Het maken van het programma Wanderlust, een ontmoeting met verschillende mensen (moslim, protestant, katholiek, atheïst, jood) en denkbeelden, leerde dat de verschillen vaak kleiner zijn dan hetgeen verbindt. Dat besef gaat het ‘pakketjesdenken’ tegen. Bij vele vragen tijdens het programma kwamen antwoorden als 'Het kan, het is waarschijnlijk' en bij vermeende conflicten tussen verschillende overtuigingen (interreligieuze dialogen) bleek het vaker te gaan om 'conflicten tussen open en gesloten geesten'.

 

Zelftwijfel

 

Alicja Gescinska stelde dat filosofie de kunst van de twijfel is, te begrijpen als ‘zelftwijfel’. Dat heeft niets te maken met negatieve connotaties als onzekerheid, besluiteloosheid of gebrekkig inzicht, maar alles met 'Nie wiadomo; ik weet het niet' – de ‘lijfspreuk’ van de Poolse filosoof Leszek Kołakowski (1928-2009).

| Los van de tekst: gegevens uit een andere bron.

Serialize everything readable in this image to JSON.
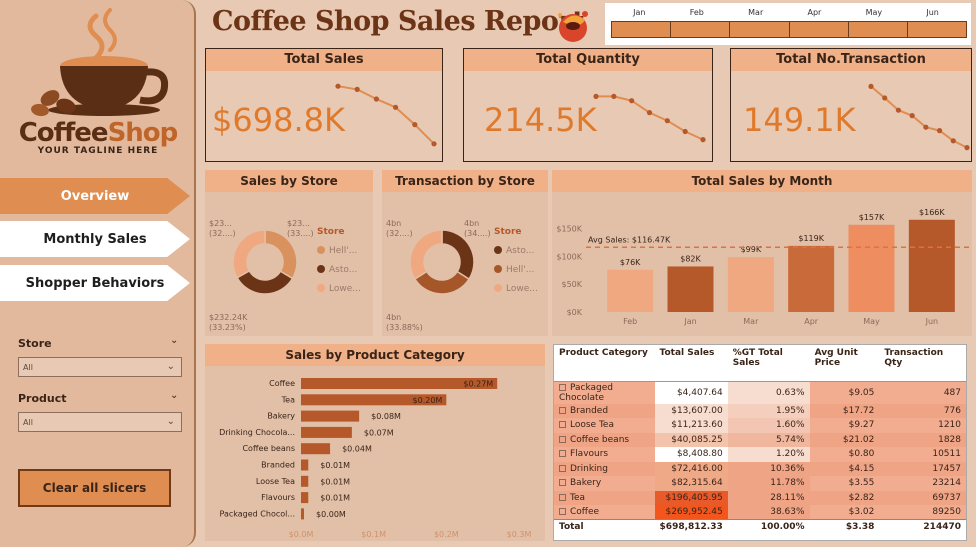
{
  "sidebar": {
    "logo_name_1": "Coffee",
    "logo_name_2": "Shop",
    "tagline": "YOUR TAGLINE HERE",
    "nav": [
      {
        "label": "Overview",
        "active": true
      },
      {
        "label": "Monthly Sales",
        "active": false
      },
      {
        "label": "Shopper Behaviors",
        "active": false
      }
    ],
    "store_label": "Store",
    "store_value": "All",
    "product_label": "Product",
    "product_value": "All",
    "clear_label": "Clear all slicers"
  },
  "header": {
    "title": "Coffee Shop Sales Report",
    "months": [
      "Jan",
      "Feb",
      "Mar",
      "Apr",
      "May",
      "Jun"
    ]
  },
  "kpis": [
    {
      "title": "Total Sales",
      "value": "$698.8K",
      "trend": [
        0.95,
        0.9,
        0.75,
        0.62,
        0.35,
        0.05
      ]
    },
    {
      "title": "Total Quantity",
      "value": "214.5K",
      "trend": [
        0.9,
        0.9,
        0.82,
        0.6,
        0.45,
        0.25,
        0.1
      ]
    },
    {
      "title": "Total No.Transaction",
      "value": "149.1K",
      "trend": [
        0.95,
        0.78,
        0.6,
        0.52,
        0.35,
        0.3,
        0.15,
        0.05
      ]
    }
  ],
  "colors": {
    "dark": "#6b3417",
    "mid": "#b5582a",
    "light": "#f0a880",
    "accent": "#df8d50",
    "bg": "#e8c9b3"
  },
  "sales_by_store": {
    "title": "Sales by Store",
    "legend_title": "Store",
    "legend": [
      "Hell'...",
      "Asto...",
      "Lowe..."
    ],
    "labels": [
      {
        "l1": "$23...",
        "l2": "(32....)"
      },
      {
        "l1": "$23...",
        "l2": "(33....)"
      },
      {
        "l1": "$232.24K",
        "l2": "(33.23%)"
      }
    ]
  },
  "transaction_by_store": {
    "title": "Transaction by Store",
    "legend_title": "Store",
    "legend": [
      "Asto...",
      "Hell'...",
      "Lowe..."
    ],
    "labels": [
      {
        "l1": "4bn",
        "l2": "(32....)"
      },
      {
        "l1": "4bn",
        "l2": "(34....)"
      },
      {
        "l1": "4bn",
        "l2": "(33.88%)"
      }
    ]
  },
  "chart_data": [
    {
      "type": "pie",
      "title": "Sales by Store",
      "categories": [
        "Hell'...",
        "Asto...",
        "Lowe..."
      ],
      "values": [
        33.6,
        33.2,
        33.2
      ]
    },
    {
      "type": "pie",
      "title": "Transaction by Store",
      "categories": [
        "Asto...",
        "Hell'...",
        "Lowe..."
      ],
      "values": [
        34.0,
        32.1,
        33.9
      ]
    },
    {
      "type": "bar",
      "title": "Total Sales by Month",
      "categories": [
        "Feb",
        "Jan",
        "Mar",
        "Apr",
        "May",
        "Jun"
      ],
      "values": [
        76,
        82,
        99,
        119,
        157,
        166
      ],
      "value_labels": [
        "$76K",
        "$82K",
        "$99K",
        "$119K",
        "$157K",
        "$166K"
      ],
      "yticks": [
        "$0K",
        "$50K",
        "$100K",
        "$150K"
      ],
      "ylim": [
        0,
        180
      ],
      "reference_line": {
        "label": "Avg Sales: $116.47K",
        "value": 116.47
      }
    },
    {
      "type": "bar",
      "orientation": "horizontal",
      "title": "Sales by Product Category",
      "categories": [
        "Coffee",
        "Tea",
        "Bakery",
        "Drinking Chocola...",
        "Coffee beans",
        "Branded",
        "Loose Tea",
        "Flavours",
        "Packaged Chocol..."
      ],
      "values": [
        0.27,
        0.2,
        0.08,
        0.07,
        0.04,
        0.01,
        0.01,
        0.01,
        0.0
      ],
      "value_labels": [
        "$0.27M",
        "$0.20M",
        "$0.08M",
        "$0.07M",
        "$0.04M",
        "$0.01M",
        "$0.01M",
        "$0.01M",
        "$0.00M"
      ],
      "xticks": [
        "$0.0M",
        "$0.1M",
        "$0.2M",
        "$0.3M"
      ],
      "xlim": [
        0,
        0.3
      ]
    }
  ],
  "table": {
    "headers": [
      "Product Category",
      "Total Sales",
      "%GT Total Sales",
      "Avg Unit Price",
      "Transaction Qty"
    ],
    "rows": [
      [
        "Packaged Chocolate",
        "$4,407.64",
        "0.63%",
        "$9.05",
        "487"
      ],
      [
        "Branded",
        "$13,607.00",
        "1.95%",
        "$17.72",
        "776"
      ],
      [
        "Loose Tea",
        "$11,213.60",
        "1.60%",
        "$9.27",
        "1210"
      ],
      [
        "Coffee beans",
        "$40,085.25",
        "5.74%",
        "$21.02",
        "1828"
      ],
      [
        "Flavours",
        "$8,408.80",
        "1.20%",
        "$0.80",
        "10511"
      ],
      [
        "Drinking",
        "$72,416.00",
        "10.36%",
        "$4.15",
        "17457"
      ],
      [
        "Bakery",
        "$82,315.64",
        "11.78%",
        "$3.55",
        "23214"
      ],
      [
        "Tea",
        "$196,405.95",
        "28.11%",
        "$2.82",
        "69737"
      ],
      [
        "Coffee",
        "$269,952.45",
        "38.63%",
        "$3.02",
        "89250"
      ]
    ],
    "total": [
      "Total",
      "$698,812.33",
      "100.00%",
      "$3.38",
      "214470"
    ]
  }
}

Enkele voorbeelden en citaten illustreren wat Alicja Gescinska bedoelt: “Le doute n'est pas une condition agréable, mais la certitude est absurde” (Voltaire); “Enkel een dwaas verandert nooit van mening”; “Wanneer de feiten veranderen…”; “Je vroegere meningen herzien, is geen teken van onstandvastigheid, maar van intellectuele vooruitgang.”

 

Vrijheid

 

Ze verbond vervolgens de kunst van de twijfel met de vraag: 'Wat is vrijheid?' Ze noemde daarbij twee concepten van vrijheid: ‘negatieve’ en ‘positieve’. Bij negatieve vrijheid betekent vrijheid de afwezigheid van externe begrenzingen, non-interference, het met rust gelaten worden door anderen, het feit dat er geen verboden of geboden zijn. De term ‘negatief’ is geen waardeoordeel, maar slechts een manier van definiëren: “Er is meer van x (vrijheid) wanneer er minder is van y (begrenzingen).” Bij positieve vrijheid gaat vrijheid niet alleen over wat je mág van anderen maar om wat je zelf kúnt. Echt vrij zijn betekent zelfmeesterschap, zelf richting en vorm geven aan je leven: 'being a master of one’s own'.

 

Nie wiadomo

 

Deze lastige begrippen werden verder toegelicht, waarna we weer terugkwamen bij 'Nie wiadomo' (Ik weet het niet), als het gaat om praten over vrijheid en moeilijke problemen waarvoor geen zwart-witoplossingen zijn. Denk aan de discussie over energie en milieu, aan de worsteling met het verleden (bijvoorbeeld standbeelden en symbolen uit het verleden) en tolerantie bij extreme meningen. Een uitspraak als 'Enkel een despoot weet waar precies de grenzen van de vrijheid liggen' doet ons glimlachen, maar geeft meteen ook aan dat het afbakenen van vrijheid altijd een moeilijke afweging is. Alicja Gescinska noemde in dit verband twee paradoxen die ons (opnieuw) te denken geven:

-  De vrijheidsparadox: vrijheid geven aan hen die onvrijheid willen, doet de vrijheid sneuvelen (Kołakowski).
-  De tolerantieparadox: tolerant zijn voor de intoleranten, zal de tolerantie doen sneuvelen (Karl Popper).

 

Ervan overtuigd dat we de twijfel moeten omarmen, dat we moeten durven níet  te weten, besluit Alicja Gescinska haar lezing met 'nie wiadomo'. Ze noemde 'nie wiadomo' eerder in haar lezing de ‘lijfspreuk’ van Leszek Kołakowski, maar het is duidelijk ook de lijfspreuk van Alicja Gescinska zelf. 'Nie wiadomo - Ik weet het niet': woordjes die haar dierbaar zijn, klein, maar met sterke vleugels.

 

Samenvatting door Marianne van Scherpenzeel

 

 

 

 

 

Discussie

 

Onder leiding van Hans Romaen, voorzitter van de afdeling Antwerpen-Plantiniana, volgde een boeiende interactieve discussie- en vragensessie, die te ver gaat om hier samen te vatten. Daarna sprak Hubert Hellraeth, voorzitter van de afdeling Antwerpen-’t Wit Lavendel het slotwoord uit en bedankte hij gastspreekster Alicja Gescinska en klavecinist Bart Rodyns. Vervolgens nodigde hij alle Vlaamse en Nederlandse vrienden uit voor een schitterend lunchbuffet.

 

Louis De Troij
Secretaris Antwerpen-Plantiniana

 

 

 

 




Terug naar overzicht »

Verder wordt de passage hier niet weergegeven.